Aicher was also a stellar photographer and he created pictorial books as PR devices for his clients. His black and white images of the woods for example, are abstract and very graphic, and they inspired his design for the tourism materials for the town of Isny.
He wanted to bring a real process of graphic abstraction into a new kind of pictorial image. Isny is in an area where there is quite a lot of tourism because it’s close to the Bavarian Alps. Normally what you would get is four-color photography on a postcard. Aicher said that in order to wake up the eye to this environment we need to give the eye a different picture of the surroundings.
Aicher was concerned that we were becoming a visually cluttered culture and you write that he hoped his designs could cut through that clutter.
With his symbols for the Olympics, the intention was to create a kind of pictorial language system, which is language independent. It had a strongly functional aspect to it and the aesthetic aspect was secondary. With his work in Isny, he feelt that our environment is visually overloaded and he had to create a new visual environment for the eye, so he created a single symbol, a single pictorial image.

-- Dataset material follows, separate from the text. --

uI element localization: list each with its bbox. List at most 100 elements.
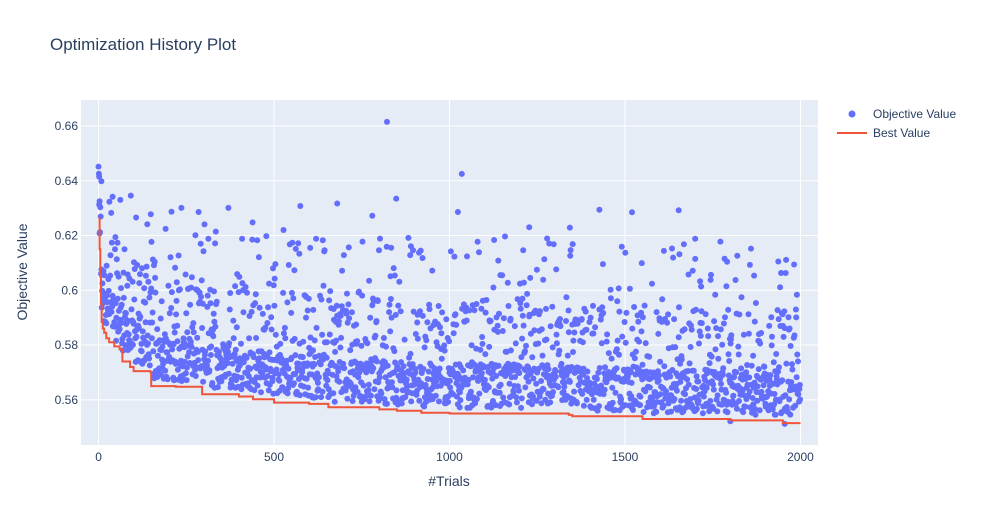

Aicher also collaborated with urban planners and architects to develop visual communication for places like the airport in Munich and the metro in Bilbao. He was influenced by modernist architectural values.
Le Corbusier was his favorite architect in the early times. And later, Norman Foster became a close friend. Aicher admired what Foster did and was fascinated with this idea of showing the reality of a building not only showing its prestige.
Was that a reaction to what he knew from his youth? The grand scale and pomp of Nazi Germany?
Exactly. He wanted to strip all aspects of propaganda. I think Paul Renner once said that architecture becomes barbaric if it leaves the human scale and we know that Aicher had a connection to Renner. He might have taken this quote to his heart.
Aicher had connections to many influential mid-century designers and architects.
The HfG was the starting point for that. He came into contact with international designers. He also taught in the States and made contacts there, for example, with Charles and Ray Eames. That was a real springboard for him.
Aicher leaves the HfG and starts his own design studio in 1964 and relocates both his office and his family to the town of Rotis. The fact that he actually names his typeface after the studio where he lived and worked speaks to that life-work balance you mention.
He managed to integrate design into his life and into his family. Today, in a time when life and work become more and more separated and we need spare time in order to regenerate for work, it’s worth studying how he managed that.
Throughout his life, Aicher never shrank from the challenges of his day, even after his city was destroyed by war and his contemporaries were executed. You quote him as saying: “One has to love the time in order to discover its secrets.” How can Aicher’s approach to design instruct us in our own modern, frenetic times?
One of the most important parts of Aicher’s work is that he would think before he did something. I’m teaching design students and what I see is that this time to think about problems is missing. They immediately get on the computer and start working. His method that I describe in the book hasn’t lost any of its modernity. We should go back and study it and learn from it and apply it to today’s needs.